Título: Projeto de lei no Senado pode dificultar o acesso à internet
Autor: Renato Cruz
Fonte: O Estado de São Paulo, 07/11/2006, Negócios, p. B13

Com o objetivo de combater fraudes, um projeto de lei em tramitação no Senado pode dificultar o acesso à internet no Brasil. Ele exige a identificação do usuária a cada operação que exija interatividade. A Comissão de Constituição e Justiça deve votá-lo amanhã. 'O internauta precisaria ser validado pelo provedor', afirmou o senador Eduardo Azeredo (PSDB-MG), relator do projeto, que consolida várias propostas apresentadas por outros senadores. 'Para consultar alguma página, o usuário não precisará se identificar.'

Existe, de saída, uma dificuldade simples: como saber se o internauta consulta alguma informação ou se está engajado em alguma atividade 'interativa', como correio eletrônico, bate-papo ou download de música e vídeo. A princípio, toda a internet é interativa. Quando alguém consulta uma página, na verdade faz download de textos, fotos e até música e vídeo.

O projeto quer colocar o controle do usuário sob responsabilidade do provedor de acesso, que poderia ser punido com dois a quatro anos de reclusão. 'A lei escolhe um vilão, que é o provedor', afirmou o presidente de Associação Brasileira dos Provedores de Acesso, Serviços e Informações da Rede Internet (Abranet), António Tavares. 'Não posso concordar com leis que não sejam exeqüíveis.'

O grande problema de se legislar sobre a internet é que a rede é mundial. Nada impede que criminosos brasileiros usem provedores de outros países para praticarem seus delitos aqui. No fim, uma medida como a prevista pelo projeto afetaria principalmente cidadãos comuns. 'O bom usuário não terá trabalho a mais', garantiu Azeredo. 'Ainda é um projeto aberto.'

O internauta precisaria enviar seu nome, endereço, telefone, número da identidade e do CPF ao provedor, que funcionaria como fiscal. 'Isso provocaria a migração dos grandes provedores para outros países', alertou Tavares. Tecnicamente, não haveria empecilho para alguém atender usuários brasileiros a partir de outros lugares. Se transformado em lei, o projeto faria com que os provedores precisassem pedir cópias dos documentos dos usuários, o que dificultaria o acesso à rede em locais públicos e no trabalho.

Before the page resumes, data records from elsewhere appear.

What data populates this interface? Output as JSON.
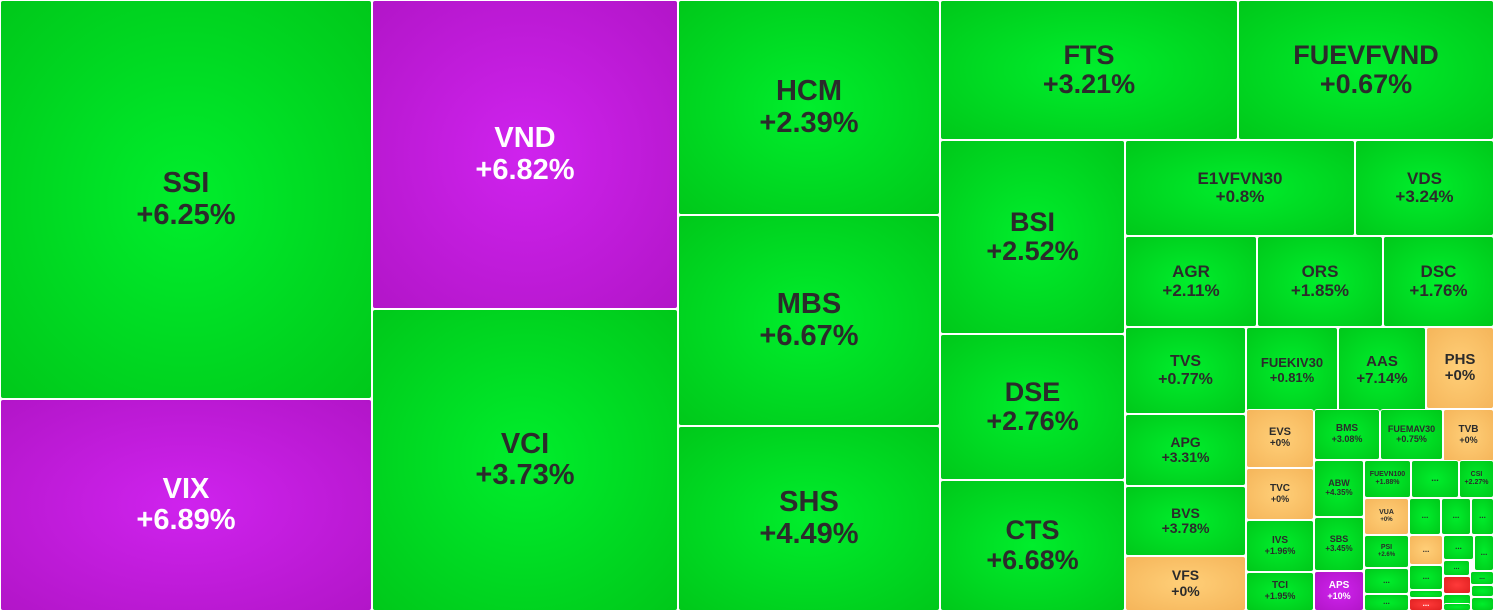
{
  "colors": {
    "up": "#00d91f",
    "ceiling": "#c21cdb",
    "reference": "#f7bf64",
    "down": "#ee2b2b",
    "text_dark": "#2b2b2b",
    "text_light": "#ffffff"
  },
  "treemap": {
    "tiles": [
      {
        "code": "SSI",
        "change": "+6.25%",
        "status": "up"
      },
      {
        "code": "VIX",
        "change": "+6.89%",
        "status": "ceiling"
      },
      {
        "code": "VND",
        "change": "+6.82%",
        "status": "ceiling"
      },
      {
        "code": "VCI",
        "change": "+3.73%",
        "status": "up"
      },
      {
        "code": "HCM",
        "change": "+2.39%",
        "status": "up"
      },
      {
        "code": "MBS",
        "change": "+6.67%",
        "status": "up"
      },
      {
        "code": "SHS",
        "change": "+4.49%",
        "status": "up"
      },
      {
        "code": "FTS",
        "change": "+3.21%",
        "status": "up"
      },
      {
        "code": "FUEVFVND",
        "change": "+0.67%",
        "status": "up"
      },
      {
        "code": "BSI",
        "change": "+2.52%",
        "status": "up"
      },
      {
        "code": "DSE",
        "change": "+2.76%",
        "status": "up"
      },
      {
        "code": "CTS",
        "change": "+6.68%",
        "status": "up"
      },
      {
        "code": "E1VFVN30",
        "change": "+0.8%",
        "status": "up"
      },
      {
        "code": "VDS",
        "change": "+3.24%",
        "status": "up"
      },
      {
        "code": "AGR",
        "change": "+2.11%",
        "status": "up"
      },
      {
        "code": "ORS",
        "change": "+1.85%",
        "status": "up"
      },
      {
        "code": "DSC",
        "change": "+1.76%",
        "status": "up"
      },
      {
        "code": "TVS",
        "change": "+0.77%",
        "status": "up"
      },
      {
        "code": "FUEKIV30",
        "change": "+0.81%",
        "status": "up"
      },
      {
        "code": "AAS",
        "change": "+7.14%",
        "status": "up"
      },
      {
        "code": "PHS",
        "change": "+0%",
        "status": "reference"
      },
      {
        "code": "APG",
        "change": "+3.31%",
        "status": "up"
      },
      {
        "code": "BVS",
        "change": "+3.78%",
        "status": "up"
      },
      {
        "code": "VFS",
        "change": "+0%",
        "status": "reference"
      },
      {
        "code": "EVS",
        "change": "+0%",
        "status": "reference"
      },
      {
        "code": "BMS",
        "change": "+3.08%",
        "status": "up"
      },
      {
        "code": "FUEMAV30",
        "change": "+0.75%",
        "status": "up"
      },
      {
        "code": "TVB",
        "change": "+0%",
        "status": "reference"
      },
      {
        "code": "TVC",
        "change": "+0%",
        "status": "reference"
      },
      {
        "code": "ABW",
        "change": "+4.35%",
        "status": "up"
      },
      {
        "code": "FUEVN100",
        "change": "+1.88%",
        "status": "up"
      },
      {
        "code": "...",
        "change": "",
        "status": "up"
      },
      {
        "code": "CSI",
        "change": "+2.27%",
        "status": "up"
      },
      {
        "code": "VUA",
        "change": "+0%",
        "status": "reference"
      },
      {
        "code": "...",
        "change": "",
        "status": "up"
      },
      {
        "code": "...",
        "change": "",
        "status": "up"
      },
      {
        "code": "...",
        "change": "",
        "status": "up"
      },
      {
        "code": "IVS",
        "change": "+1.96%",
        "status": "up"
      },
      {
        "code": "SBS",
        "change": "+3.45%",
        "status": "up"
      },
      {
        "code": "PSI",
        "change": "+2.6%",
        "status": "up"
      },
      {
        "code": "...",
        "change": "",
        "status": "reference"
      },
      {
        "code": "...",
        "change": "",
        "status": "up"
      },
      {
        "code": "...",
        "change": "",
        "status": "up"
      },
      {
        "code": "TCI",
        "change": "+1.95%",
        "status": "up"
      },
      {
        "code": "APS",
        "change": "+10%",
        "status": "ceiling"
      },
      {
        "code": "...",
        "change": "",
        "status": "up"
      },
      {
        "code": "...",
        "change": "",
        "status": "up"
      },
      {
        "code": "...",
        "change": "",
        "status": "up"
      },
      {
        "code": "...",
        "change": "",
        "status": "up"
      },
      {
        "code": "",
        "change": "",
        "status": "down"
      },
      {
        "code": "",
        "change": "",
        "status": "up"
      },
      {
        "code": "...",
        "change": "",
        "status": "up"
      },
      {
        "code": "",
        "change": "",
        "status": "up"
      },
      {
        "code": "",
        "change": "",
        "status": "up"
      },
      {
        "code": "...",
        "change": "",
        "status": "down"
      },
      {
        "code": "",
        "change": "",
        "status": "up"
      },
      {
        "code": "",
        "change": "",
        "status": "up"
      }
    ]
  }
}
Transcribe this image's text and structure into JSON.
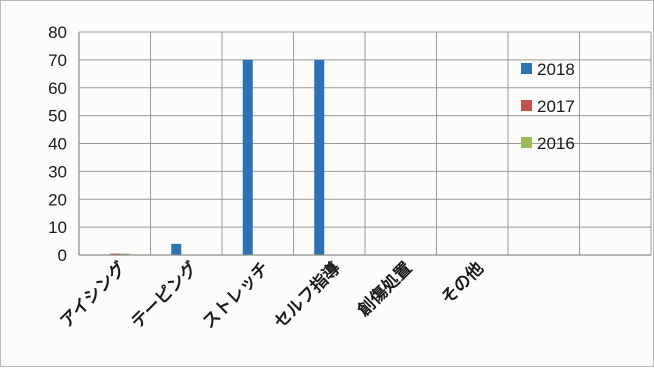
{
  "chart_data": {
    "type": "bar",
    "title": "",
    "xlabel": "",
    "ylabel": "",
    "ylim": [
      0,
      80
    ],
    "yticks": [
      0,
      10,
      20,
      30,
      40,
      50,
      60,
      70,
      80
    ],
    "grid": true,
    "legend_position": "right",
    "categories": [
      "アイシング",
      "テーピング",
      "ストレッチ",
      "セルフ指導",
      "創傷処置",
      "その他"
    ],
    "series": [
      {
        "name": "2018",
        "color": "#2c72b4",
        "values": [
          0,
          4,
          70,
          70,
          0,
          0
        ]
      },
      {
        "name": "2017",
        "color": "#c0504d",
        "values": [
          0.5,
          0,
          0,
          0,
          0,
          0
        ]
      },
      {
        "name": "2016",
        "color": "#9bbb59",
        "values": [
          0.5,
          0,
          0,
          0,
          0,
          0
        ]
      }
    ]
  }
}
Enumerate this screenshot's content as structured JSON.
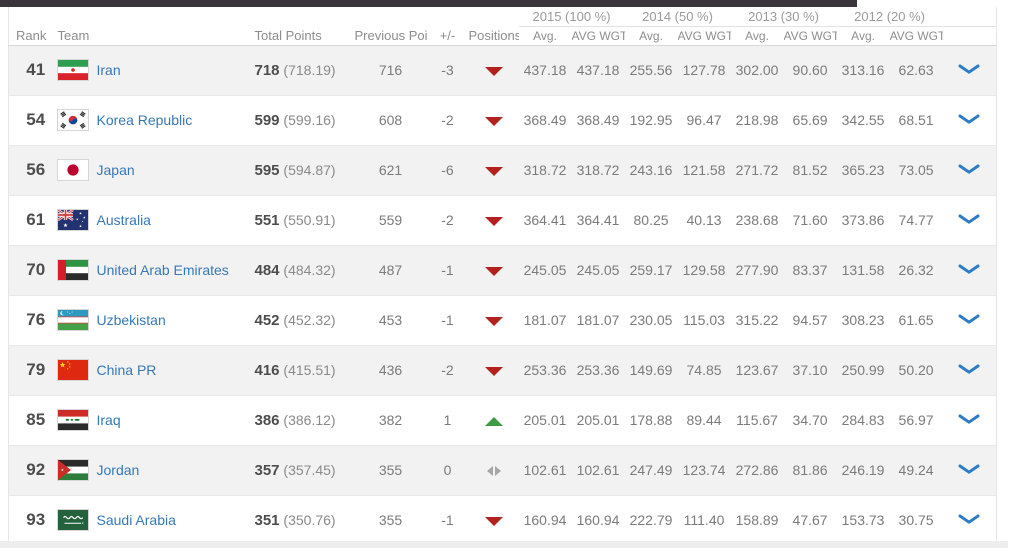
{
  "table": {
    "year_groups": [
      "2015 (100 %)",
      "2014 (50 %)",
      "2013 (30 %)",
      "2012 (20 %)"
    ],
    "subheaders": {
      "avg": "Avg.",
      "avg_wgt": "AVG WGT"
    },
    "columns": {
      "rank": "Rank",
      "team": "Team",
      "total_points": "Total Points",
      "previous_points": "Previous Points",
      "plus_minus": "+/-",
      "positions": "Positions"
    },
    "rows": [
      {
        "rank": "41",
        "team": "Iran",
        "flag": "iran",
        "total": "718",
        "total_detail": "(718.19)",
        "previous": "716",
        "change": "-3",
        "direction": "down",
        "values": [
          "437.18",
          "437.18",
          "255.56",
          "127.78",
          "302.00",
          "90.60",
          "313.16",
          "62.63"
        ]
      },
      {
        "rank": "54",
        "team": "Korea Republic",
        "flag": "korea-republic",
        "total": "599",
        "total_detail": "(599.16)",
        "previous": "608",
        "change": "-2",
        "direction": "down",
        "values": [
          "368.49",
          "368.49",
          "192.95",
          "96.47",
          "218.98",
          "65.69",
          "342.55",
          "68.51"
        ]
      },
      {
        "rank": "56",
        "team": "Japan",
        "flag": "japan",
        "total": "595",
        "total_detail": "(594.87)",
        "previous": "621",
        "change": "-6",
        "direction": "down",
        "values": [
          "318.72",
          "318.72",
          "243.16",
          "121.58",
          "271.72",
          "81.52",
          "365.23",
          "73.05"
        ]
      },
      {
        "rank": "61",
        "team": "Australia",
        "flag": "australia",
        "total": "551",
        "total_detail": "(550.91)",
        "previous": "559",
        "change": "-2",
        "direction": "down",
        "values": [
          "364.41",
          "364.41",
          "80.25",
          "40.13",
          "238.68",
          "71.60",
          "373.86",
          "74.77"
        ]
      },
      {
        "rank": "70",
        "team": "United Arab Emirates",
        "flag": "united-arab-emirates",
        "total": "484",
        "total_detail": "(484.32)",
        "previous": "487",
        "change": "-1",
        "direction": "down",
        "values": [
          "245.05",
          "245.05",
          "259.17",
          "129.58",
          "277.90",
          "83.37",
          "131.58",
          "26.32"
        ]
      },
      {
        "rank": "76",
        "team": "Uzbekistan",
        "flag": "uzbekistan",
        "total": "452",
        "total_detail": "(452.32)",
        "previous": "453",
        "change": "-1",
        "direction": "down",
        "values": [
          "181.07",
          "181.07",
          "230.05",
          "115.03",
          "315.22",
          "94.57",
          "308.23",
          "61.65"
        ]
      },
      {
        "rank": "79",
        "team": "China PR",
        "flag": "china-pr",
        "total": "416",
        "total_detail": "(415.51)",
        "previous": "436",
        "change": "-2",
        "direction": "down",
        "values": [
          "253.36",
          "253.36",
          "149.69",
          "74.85",
          "123.67",
          "37.10",
          "250.99",
          "50.20"
        ]
      },
      {
        "rank": "85",
        "team": "Iraq",
        "flag": "iraq",
        "total": "386",
        "total_detail": "(386.12)",
        "previous": "382",
        "change": "1",
        "direction": "up",
        "values": [
          "205.01",
          "205.01",
          "178.88",
          "89.44",
          "115.67",
          "34.70",
          "284.83",
          "56.97"
        ]
      },
      {
        "rank": "92",
        "team": "Jordan",
        "flag": "jordan",
        "total": "357",
        "total_detail": "(357.45)",
        "previous": "355",
        "change": "0",
        "direction": "none",
        "values": [
          "102.61",
          "102.61",
          "247.49",
          "123.74",
          "272.86",
          "81.86",
          "246.19",
          "49.24"
        ]
      },
      {
        "rank": "93",
        "team": "Saudi Arabia",
        "flag": "saudi-arabia",
        "total": "351",
        "total_detail": "(350.76)",
        "previous": "355",
        "change": "-1",
        "direction": "down",
        "values": [
          "160.94",
          "160.94",
          "222.79",
          "111.40",
          "158.89",
          "47.67",
          "153.73",
          "30.75"
        ]
      }
    ]
  },
  "colors": {
    "topbar": "#39353a",
    "link": "#3878b8",
    "down": "#b2201f",
    "up": "#3f9b43",
    "neutral": "#a6a6a6",
    "chevron": "#2e7cc4",
    "row_stripe": "#f2f2f2",
    "footer": "#ededed"
  }
}
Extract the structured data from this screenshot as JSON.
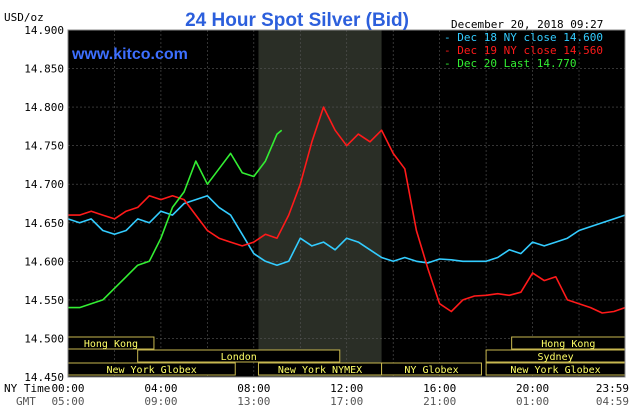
{
  "chart_data": {
    "type": "line",
    "title": "24 Hour Spot Silver (Bid)",
    "unit_label": "USD/oz",
    "timestamp": "December 20, 2018 09:27",
    "watermark": "www.kitco.com",
    "ylim": [
      14.45,
      14.9
    ],
    "y_ticks": [
      "14.900",
      "14.850",
      "14.800",
      "14.750",
      "14.700",
      "14.650",
      "14.600",
      "14.550",
      "14.500",
      "14.450"
    ],
    "x_row_label_ny": "NY Time",
    "x_row_label_gmt": "GMT",
    "x_ticks_ny": [
      "00:00",
      "04:00",
      "08:00",
      "12:00",
      "16:00",
      "20:00",
      "23:59"
    ],
    "x_ticks_gmt": [
      "05:00",
      "09:00",
      "13:00",
      "17:00",
      "21:00",
      "01:00",
      "04:59"
    ],
    "sessions": [
      {
        "name": "Hong Kong",
        "start": 0,
        "end": 3.7,
        "row": 1
      },
      {
        "name": "London",
        "start": 3,
        "end": 11.7,
        "row": 2
      },
      {
        "name": "New York Globex",
        "start": 0,
        "end": 7.2,
        "row": 3
      },
      {
        "name": "New York NYMEX",
        "start": 8.2,
        "end": 13.5,
        "row": 3
      },
      {
        "name": "NY Globex",
        "start": 13.5,
        "end": 17.8,
        "row": 3
      },
      {
        "name": "Hong Kong",
        "start": 19.1,
        "end": 23.98,
        "row": 1
      },
      {
        "name": "Sydney",
        "start": 18,
        "end": 23.98,
        "row": 2
      },
      {
        "name": "New York Globex",
        "start": 18,
        "end": 23.98,
        "row": 3
      }
    ],
    "series": [
      {
        "name": "Dec 18 NY close 14.600",
        "color": "#33ccff",
        "x": [
          0,
          0.5,
          1,
          1.5,
          2,
          2.5,
          3,
          3.5,
          4,
          4.5,
          5,
          5.5,
          6,
          6.5,
          7,
          7.5,
          8,
          8.5,
          9,
          9.5,
          10,
          10.5,
          11,
          11.5,
          12,
          12.5,
          13,
          13.5,
          14,
          14.5,
          15,
          15.5,
          16,
          16.5,
          17,
          17.5,
          18,
          18.5,
          19,
          19.5,
          20,
          20.5,
          21,
          21.5,
          22,
          22.5,
          23,
          23.5,
          23.98
        ],
        "values": [
          14.655,
          14.65,
          14.655,
          14.64,
          14.635,
          14.64,
          14.655,
          14.65,
          14.665,
          14.66,
          14.675,
          14.68,
          14.685,
          14.67,
          14.66,
          14.635,
          14.61,
          14.6,
          14.595,
          14.6,
          14.63,
          14.62,
          14.625,
          14.615,
          14.63,
          14.625,
          14.615,
          14.605,
          14.6,
          14.605,
          14.6,
          14.598,
          14.603,
          14.602,
          14.6,
          14.6,
          14.6,
          14.605,
          14.615,
          14.61,
          14.625,
          14.62,
          14.625,
          14.63,
          14.64,
          14.645,
          14.65,
          14.655,
          14.66
        ]
      },
      {
        "name": "Dec 19 NY close 14.560",
        "color": "#ff1a1a",
        "x": [
          0,
          0.5,
          1,
          1.5,
          2,
          2.5,
          3,
          3.5,
          4,
          4.5,
          5,
          5.5,
          6,
          6.5,
          7,
          7.5,
          8,
          8.5,
          9,
          9.5,
          10,
          10.5,
          11,
          11.5,
          12,
          12.5,
          13,
          13.5,
          14,
          14.5,
          15,
          15.5,
          16,
          16.5,
          17,
          17.5,
          18,
          18.5,
          19,
          19.5,
          20,
          20.5,
          21,
          21.5,
          22,
          22.5,
          23,
          23.5,
          23.98
        ],
        "values": [
          14.66,
          14.66,
          14.665,
          14.66,
          14.655,
          14.665,
          14.67,
          14.685,
          14.68,
          14.685,
          14.68,
          14.66,
          14.64,
          14.63,
          14.625,
          14.62,
          14.625,
          14.635,
          14.63,
          14.66,
          14.7,
          14.755,
          14.8,
          14.77,
          14.75,
          14.765,
          14.755,
          14.77,
          14.74,
          14.72,
          14.64,
          14.59,
          14.545,
          14.535,
          14.55,
          14.555,
          14.556,
          14.558,
          14.556,
          14.56,
          14.585,
          14.575,
          14.58,
          14.55,
          14.545,
          14.54,
          14.533,
          14.535,
          14.54
        ]
      },
      {
        "name": "Dec 20 Last 14.770",
        "color": "#33ee33",
        "x": [
          0,
          0.5,
          1,
          1.5,
          2,
          2.5,
          3,
          3.5,
          4,
          4.5,
          5,
          5.5,
          6,
          6.5,
          7,
          7.5,
          8,
          8.5,
          9,
          9.2
        ],
        "values": [
          14.54,
          14.54,
          14.545,
          14.55,
          14.565,
          14.58,
          14.595,
          14.6,
          14.63,
          14.67,
          14.69,
          14.73,
          14.7,
          14.72,
          14.74,
          14.715,
          14.71,
          14.73,
          14.765,
          14.77
        ]
      }
    ]
  }
}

'A comunidade quer mais segurança, para melhorar o comércio eletrônico, mas precisaria ser de uma forma racional', afirmou Cássio Vecchiatti, conselheiro do Comitê Gestor da Internet no Brasil, representante da comunidade de empresas usuárias. 'O projeto é uma colcha de retalhos.'

Existem alternativas ao registro do usuário. Cada computador que acessa a internet tem um endereço de protocolo de internet (IP, na sigla em inglês). O provedor consegue informar o acesso dos usuários a partir desse número. O controle de segurança poderia ser feito a partir dessa informação, que seria revelada com ordem judicial.

EXIGÊNCIAS

Cadastro: Todo usuário deverá se cadastrar, e caberá ao provedor verificar se as informações são verdadeiras. O internauta precisará fornecer nome completo, data de nascimento, número de identidade e endereço completo.

Registros: Os provedores precisarão manter os registros das conexões, com identificação do usuário, endereço eletrônico, data, hora de início e de término da conexão, por três anos.

Informação: O provedor precisará informar ao usuário, quando pedir sua identificação, que a conexão obedece às leis brasileiras e que qualquer comunicação será de sua responsabilidade. O responsável pelo provedor poderá ser condenado a uma pena de dois a quatro anos de prisão, se não identificar o usuário.